板橋恵理のカリフォルニア人間観察:ただいまコロナワクチン接種最中

2021年4月7日、ロサンゼルスにて、板橋恵理

皆があんなに待ち焦がれていた、 コロナワクチン接種を受けることの出来る職業や年齢層が広まっていく中、レストランや事業も段々開き始め、 嬉しさや安堵感が少しずつ人々の中で生まれて来たような気配がする。

近所のレストラン前に設けられたテントや天蓋の中は、 規定範囲数の客で埋まっているし、 テーブル待ちの客もいる。  「We are open!」 と感嘆詞付きの大きいサインが、 店のドアや窓などあちこちに貼られている。  友人の一人もワクチン接種後、 それこそ一年振りにレストランのテーブルに座り食事を楽しんだと感激していた。 六フィートちょっとの間隔が開いた隣のテーブルに座った、面識のない二人連れとたまたま目が合った瞬間、お互いガッツポーズで微笑んだ。言葉を発しなくても気持ちが分かる連帯感があったのだろう。

接種を受けられる人が増えてきていると共に、油断の気配も見られる。 マスク無しで散歩をしている人達を見るようになったし、買い物に出掛ければ店内は混みあい、肩が触れるくらいの間隔で人々が行き交っていたり、鼻からずり落ちたマスクのまま顔を近ずけて言葉を交わしている。これからワクチンを受ける人も、色々な理由で受けない人も大勢いるのだから、受けた側は彼らの立場を尊重しなくてはいけないだろう。

接種した友人や 知人の間で、 「ワクチン受けたよ!」 と絵文字入りのテキストやメールが行き交う。 ファイザー(Pfizer)とモデルナ(Moderna)のワクチンはそれぞれ三、四週間後に二回目接種を要するが、一回目を受けただけでも皆嬉しさを隠しきれず、誰かと分かち合いたいのだ。私も旦那と一回目のファイザーのワクチン接種を受けたが、ロスだけでなく他州や日本に住んでいる姉や友人らに報告し回った。

ワクチン接種を受けることの出来るグループにまだ制限があった時の人々の会話は、「ワクチン受けましたか?」だったが、今や「副反応ありましたか?」と「どのワクチンを受けましたか?」の二点に変わりつつある。ワクチンの予約場所や調達状況にも依るだろうから、ファイザーだろうが、モデルナ、或いは接種が一回制のジョンソンアンドジョンソン(Johnson &Johnson。  現在保留中)だろうがどのワクチンでも良いのかもしれないが、ワクチンを受けた者は、いずれ「ファイザー組」、「モデルナ組」、そして「ジョンソン組」とグループ別にされてしまうのかなと苦笑してしまう。

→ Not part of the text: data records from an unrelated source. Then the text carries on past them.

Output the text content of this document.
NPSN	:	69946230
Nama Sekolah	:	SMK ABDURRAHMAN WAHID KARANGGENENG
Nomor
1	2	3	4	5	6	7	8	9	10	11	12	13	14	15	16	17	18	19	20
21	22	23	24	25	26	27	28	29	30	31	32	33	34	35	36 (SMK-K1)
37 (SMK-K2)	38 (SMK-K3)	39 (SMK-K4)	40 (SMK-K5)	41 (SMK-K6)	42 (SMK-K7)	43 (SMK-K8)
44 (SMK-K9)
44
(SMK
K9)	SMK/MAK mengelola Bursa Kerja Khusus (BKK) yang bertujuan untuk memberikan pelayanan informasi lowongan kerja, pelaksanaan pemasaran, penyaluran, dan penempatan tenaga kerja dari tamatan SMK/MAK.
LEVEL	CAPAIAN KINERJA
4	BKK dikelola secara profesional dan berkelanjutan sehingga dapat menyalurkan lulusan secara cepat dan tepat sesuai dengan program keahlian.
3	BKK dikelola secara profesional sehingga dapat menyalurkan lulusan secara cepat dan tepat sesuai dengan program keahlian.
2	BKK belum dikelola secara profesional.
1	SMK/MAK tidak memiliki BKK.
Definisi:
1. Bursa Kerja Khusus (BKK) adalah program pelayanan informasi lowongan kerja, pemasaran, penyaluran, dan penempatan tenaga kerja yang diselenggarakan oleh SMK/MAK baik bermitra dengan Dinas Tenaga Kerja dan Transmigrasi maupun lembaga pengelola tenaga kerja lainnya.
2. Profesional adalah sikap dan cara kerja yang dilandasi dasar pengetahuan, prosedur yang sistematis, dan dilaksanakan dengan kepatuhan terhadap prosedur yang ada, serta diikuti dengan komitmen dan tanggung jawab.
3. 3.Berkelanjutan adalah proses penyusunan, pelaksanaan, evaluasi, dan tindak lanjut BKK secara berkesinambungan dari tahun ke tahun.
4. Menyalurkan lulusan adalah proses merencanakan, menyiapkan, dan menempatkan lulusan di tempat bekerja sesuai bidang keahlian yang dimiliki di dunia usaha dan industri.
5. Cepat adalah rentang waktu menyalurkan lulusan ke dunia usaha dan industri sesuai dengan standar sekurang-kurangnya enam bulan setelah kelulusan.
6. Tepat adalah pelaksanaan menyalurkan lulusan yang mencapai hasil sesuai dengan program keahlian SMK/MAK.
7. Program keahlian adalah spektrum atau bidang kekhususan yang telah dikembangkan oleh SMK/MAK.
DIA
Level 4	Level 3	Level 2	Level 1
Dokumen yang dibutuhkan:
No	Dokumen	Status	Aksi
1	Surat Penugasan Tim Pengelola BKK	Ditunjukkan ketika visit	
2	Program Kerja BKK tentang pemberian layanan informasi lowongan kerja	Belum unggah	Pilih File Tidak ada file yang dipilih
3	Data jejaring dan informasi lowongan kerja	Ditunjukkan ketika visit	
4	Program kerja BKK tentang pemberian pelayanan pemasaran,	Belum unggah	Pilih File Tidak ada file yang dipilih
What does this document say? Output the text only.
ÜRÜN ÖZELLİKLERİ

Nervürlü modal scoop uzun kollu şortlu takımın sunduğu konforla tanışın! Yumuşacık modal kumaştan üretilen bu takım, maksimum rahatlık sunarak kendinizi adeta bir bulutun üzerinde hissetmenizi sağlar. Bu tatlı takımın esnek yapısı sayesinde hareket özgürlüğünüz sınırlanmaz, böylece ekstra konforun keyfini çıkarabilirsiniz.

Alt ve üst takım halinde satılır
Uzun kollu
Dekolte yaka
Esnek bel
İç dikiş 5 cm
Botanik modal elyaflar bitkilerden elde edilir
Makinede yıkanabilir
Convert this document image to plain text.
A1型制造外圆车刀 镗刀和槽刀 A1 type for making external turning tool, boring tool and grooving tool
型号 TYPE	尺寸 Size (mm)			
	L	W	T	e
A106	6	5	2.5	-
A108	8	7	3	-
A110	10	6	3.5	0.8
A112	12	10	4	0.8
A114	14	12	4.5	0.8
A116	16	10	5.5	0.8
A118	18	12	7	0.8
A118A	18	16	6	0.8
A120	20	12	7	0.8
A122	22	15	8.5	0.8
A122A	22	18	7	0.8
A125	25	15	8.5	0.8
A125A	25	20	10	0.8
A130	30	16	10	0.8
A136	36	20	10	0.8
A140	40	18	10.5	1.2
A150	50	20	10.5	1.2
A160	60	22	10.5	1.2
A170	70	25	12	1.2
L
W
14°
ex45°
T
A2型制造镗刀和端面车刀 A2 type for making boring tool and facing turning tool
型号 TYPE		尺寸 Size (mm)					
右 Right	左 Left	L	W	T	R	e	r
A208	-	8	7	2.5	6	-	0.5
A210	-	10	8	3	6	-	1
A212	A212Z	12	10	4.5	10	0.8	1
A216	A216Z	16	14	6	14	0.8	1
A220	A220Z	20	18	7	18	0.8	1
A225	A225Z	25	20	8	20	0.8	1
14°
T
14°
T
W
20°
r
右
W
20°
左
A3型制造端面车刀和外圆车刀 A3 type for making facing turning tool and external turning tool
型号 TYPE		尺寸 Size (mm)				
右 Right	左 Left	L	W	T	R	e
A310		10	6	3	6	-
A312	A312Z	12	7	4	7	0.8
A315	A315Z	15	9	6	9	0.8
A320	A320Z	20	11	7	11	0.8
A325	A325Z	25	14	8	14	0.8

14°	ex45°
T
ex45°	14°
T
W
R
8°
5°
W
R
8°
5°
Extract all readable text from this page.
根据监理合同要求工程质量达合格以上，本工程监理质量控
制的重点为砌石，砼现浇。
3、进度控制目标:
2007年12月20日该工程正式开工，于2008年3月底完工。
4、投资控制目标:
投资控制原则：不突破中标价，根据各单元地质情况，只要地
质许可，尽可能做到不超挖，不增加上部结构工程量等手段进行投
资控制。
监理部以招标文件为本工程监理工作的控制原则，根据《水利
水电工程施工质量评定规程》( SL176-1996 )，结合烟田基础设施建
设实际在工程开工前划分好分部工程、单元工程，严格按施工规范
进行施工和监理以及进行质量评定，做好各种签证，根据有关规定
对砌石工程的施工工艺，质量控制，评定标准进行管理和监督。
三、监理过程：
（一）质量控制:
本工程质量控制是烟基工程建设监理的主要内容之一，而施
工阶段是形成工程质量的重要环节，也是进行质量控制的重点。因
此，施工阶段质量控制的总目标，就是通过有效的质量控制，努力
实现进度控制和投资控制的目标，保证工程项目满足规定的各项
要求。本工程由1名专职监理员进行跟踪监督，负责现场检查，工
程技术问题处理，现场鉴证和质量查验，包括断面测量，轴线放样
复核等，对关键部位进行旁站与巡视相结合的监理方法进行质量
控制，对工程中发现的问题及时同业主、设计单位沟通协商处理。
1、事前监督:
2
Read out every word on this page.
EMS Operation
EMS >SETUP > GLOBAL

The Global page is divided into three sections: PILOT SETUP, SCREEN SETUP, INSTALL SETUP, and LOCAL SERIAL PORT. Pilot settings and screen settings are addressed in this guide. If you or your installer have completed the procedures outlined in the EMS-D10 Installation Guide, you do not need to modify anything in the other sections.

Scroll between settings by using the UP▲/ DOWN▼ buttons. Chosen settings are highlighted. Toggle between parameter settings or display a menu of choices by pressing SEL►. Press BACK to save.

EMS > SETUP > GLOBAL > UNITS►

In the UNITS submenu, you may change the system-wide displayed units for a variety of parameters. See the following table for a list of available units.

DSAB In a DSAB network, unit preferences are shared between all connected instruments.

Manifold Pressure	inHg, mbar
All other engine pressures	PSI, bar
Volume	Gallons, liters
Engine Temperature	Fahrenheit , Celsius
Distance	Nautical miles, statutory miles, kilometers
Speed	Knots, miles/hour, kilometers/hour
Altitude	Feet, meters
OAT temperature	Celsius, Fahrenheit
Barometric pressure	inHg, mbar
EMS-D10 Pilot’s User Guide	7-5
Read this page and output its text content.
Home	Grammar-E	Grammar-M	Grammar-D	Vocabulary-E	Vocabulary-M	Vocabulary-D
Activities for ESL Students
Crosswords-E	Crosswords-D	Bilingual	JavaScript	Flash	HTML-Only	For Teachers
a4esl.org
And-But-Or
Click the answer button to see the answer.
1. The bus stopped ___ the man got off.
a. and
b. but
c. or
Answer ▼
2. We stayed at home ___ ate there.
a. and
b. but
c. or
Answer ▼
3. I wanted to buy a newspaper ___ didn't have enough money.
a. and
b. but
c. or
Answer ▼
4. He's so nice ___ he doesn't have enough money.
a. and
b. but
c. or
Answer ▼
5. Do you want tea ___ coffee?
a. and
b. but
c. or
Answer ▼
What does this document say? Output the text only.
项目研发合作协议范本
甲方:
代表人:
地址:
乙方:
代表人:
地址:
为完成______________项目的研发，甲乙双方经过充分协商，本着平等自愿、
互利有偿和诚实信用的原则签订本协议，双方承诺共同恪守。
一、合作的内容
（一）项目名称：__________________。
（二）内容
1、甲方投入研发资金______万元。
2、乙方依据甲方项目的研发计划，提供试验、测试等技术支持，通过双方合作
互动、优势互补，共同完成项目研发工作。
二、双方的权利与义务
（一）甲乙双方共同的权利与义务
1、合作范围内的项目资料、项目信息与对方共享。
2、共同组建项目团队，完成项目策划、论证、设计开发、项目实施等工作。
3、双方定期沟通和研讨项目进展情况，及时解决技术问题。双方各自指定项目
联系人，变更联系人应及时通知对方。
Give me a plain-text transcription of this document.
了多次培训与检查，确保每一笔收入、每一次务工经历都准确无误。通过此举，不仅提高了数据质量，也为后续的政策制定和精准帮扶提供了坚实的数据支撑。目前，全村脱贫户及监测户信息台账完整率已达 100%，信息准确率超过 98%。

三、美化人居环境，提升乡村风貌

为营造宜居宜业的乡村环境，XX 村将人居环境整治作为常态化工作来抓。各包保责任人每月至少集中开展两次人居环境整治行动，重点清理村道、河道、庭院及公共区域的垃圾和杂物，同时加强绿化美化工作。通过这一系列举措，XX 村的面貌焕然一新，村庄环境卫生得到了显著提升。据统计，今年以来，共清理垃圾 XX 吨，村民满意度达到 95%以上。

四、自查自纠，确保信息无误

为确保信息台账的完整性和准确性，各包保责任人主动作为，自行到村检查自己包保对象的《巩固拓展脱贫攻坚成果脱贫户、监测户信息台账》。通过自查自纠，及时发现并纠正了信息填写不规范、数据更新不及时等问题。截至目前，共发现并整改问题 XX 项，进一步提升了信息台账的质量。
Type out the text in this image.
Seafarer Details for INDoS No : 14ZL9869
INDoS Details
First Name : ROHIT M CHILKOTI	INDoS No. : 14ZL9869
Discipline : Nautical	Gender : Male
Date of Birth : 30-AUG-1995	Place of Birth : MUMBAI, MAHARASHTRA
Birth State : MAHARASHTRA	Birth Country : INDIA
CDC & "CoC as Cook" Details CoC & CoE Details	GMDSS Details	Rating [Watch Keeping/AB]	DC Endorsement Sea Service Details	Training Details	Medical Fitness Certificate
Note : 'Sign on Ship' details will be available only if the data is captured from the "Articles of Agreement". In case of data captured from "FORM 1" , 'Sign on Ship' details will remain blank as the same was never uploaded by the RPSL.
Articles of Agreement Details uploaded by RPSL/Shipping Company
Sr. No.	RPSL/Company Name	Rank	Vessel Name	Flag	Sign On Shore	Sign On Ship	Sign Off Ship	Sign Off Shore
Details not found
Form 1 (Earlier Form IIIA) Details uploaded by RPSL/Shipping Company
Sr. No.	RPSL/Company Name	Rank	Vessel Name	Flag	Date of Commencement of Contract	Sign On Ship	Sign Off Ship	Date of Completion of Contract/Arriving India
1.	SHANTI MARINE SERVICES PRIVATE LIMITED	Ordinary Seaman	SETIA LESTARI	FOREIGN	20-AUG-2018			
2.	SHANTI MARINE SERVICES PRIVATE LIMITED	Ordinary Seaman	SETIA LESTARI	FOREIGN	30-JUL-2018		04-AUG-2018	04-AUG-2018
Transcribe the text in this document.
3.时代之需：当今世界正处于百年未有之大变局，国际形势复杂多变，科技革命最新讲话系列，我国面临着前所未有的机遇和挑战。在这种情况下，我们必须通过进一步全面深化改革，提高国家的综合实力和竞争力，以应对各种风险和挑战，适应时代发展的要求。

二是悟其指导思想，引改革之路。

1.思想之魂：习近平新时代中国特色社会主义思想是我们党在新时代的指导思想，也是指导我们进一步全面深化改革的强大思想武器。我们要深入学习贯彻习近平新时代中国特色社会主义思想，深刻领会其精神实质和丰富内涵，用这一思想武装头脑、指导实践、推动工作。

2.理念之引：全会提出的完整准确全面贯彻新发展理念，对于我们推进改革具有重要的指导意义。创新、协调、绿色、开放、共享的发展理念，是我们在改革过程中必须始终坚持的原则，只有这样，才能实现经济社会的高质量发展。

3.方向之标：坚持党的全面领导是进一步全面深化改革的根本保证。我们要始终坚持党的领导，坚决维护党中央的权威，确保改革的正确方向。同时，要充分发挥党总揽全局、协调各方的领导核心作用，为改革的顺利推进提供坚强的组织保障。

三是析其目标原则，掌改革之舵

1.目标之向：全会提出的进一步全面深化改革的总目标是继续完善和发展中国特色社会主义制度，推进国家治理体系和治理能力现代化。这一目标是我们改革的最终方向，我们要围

副反応も人それぞれで、全くなかったという人もいれば、頭痛、寒気、熱、倦怠感が伴ったという人もいる。教師である若い友人は仲間五人で同時に同じワクチン接種を受けたが、自分だけ副反応も何もなくぴんぴんとし、嬉しさではしゃぎ回っていたので、口の悪い私は、「何一人だけ狂喜してるの?もしかして間違って狂犬病かなんかのワクチンされたんじゃないの?」と言ってやり大笑いになった。これもワクチン接種を受けた人同士のみに通じる冗談なのだろう。

先日最寄りのマーケットへ行った時、薬局で帯状疱疹(Shingles)のワクチン接種予約を取っている七十ぐらいに見える客と薬剤師の会話が耳に入ってきた。帯状疱疹は高齢と関係しているので、接種は五十後半の人に勧められる。客の孫にでもなれそうなまだ二十後半に見える若い薬剤師は、「このワクチンは二回に分けて接種しますが、腕が痛くなりますよ」と、自分はまだ三十年近くも心配しなくても良いだろうに、まるで体験者のような口調で客と応対していたのが可笑しかった。コロナワクチン接種真っ最中の世の中、コロナ以外のワクチンの会話を耳にしたことに、何故か安堵感をも感じた。

板橋恵理=関東地域で生まれる。家族の転勤と学校のため、幼年期から現在にいたるまで、日本ーヨーロッパー日本ーアメリカで生活する。現在は、アメリカ人の夫と老猫とロサンゼルスに在住している。趣味のひとつである太鼓にはまり、5年がたつ。老猫の名前もタイコ。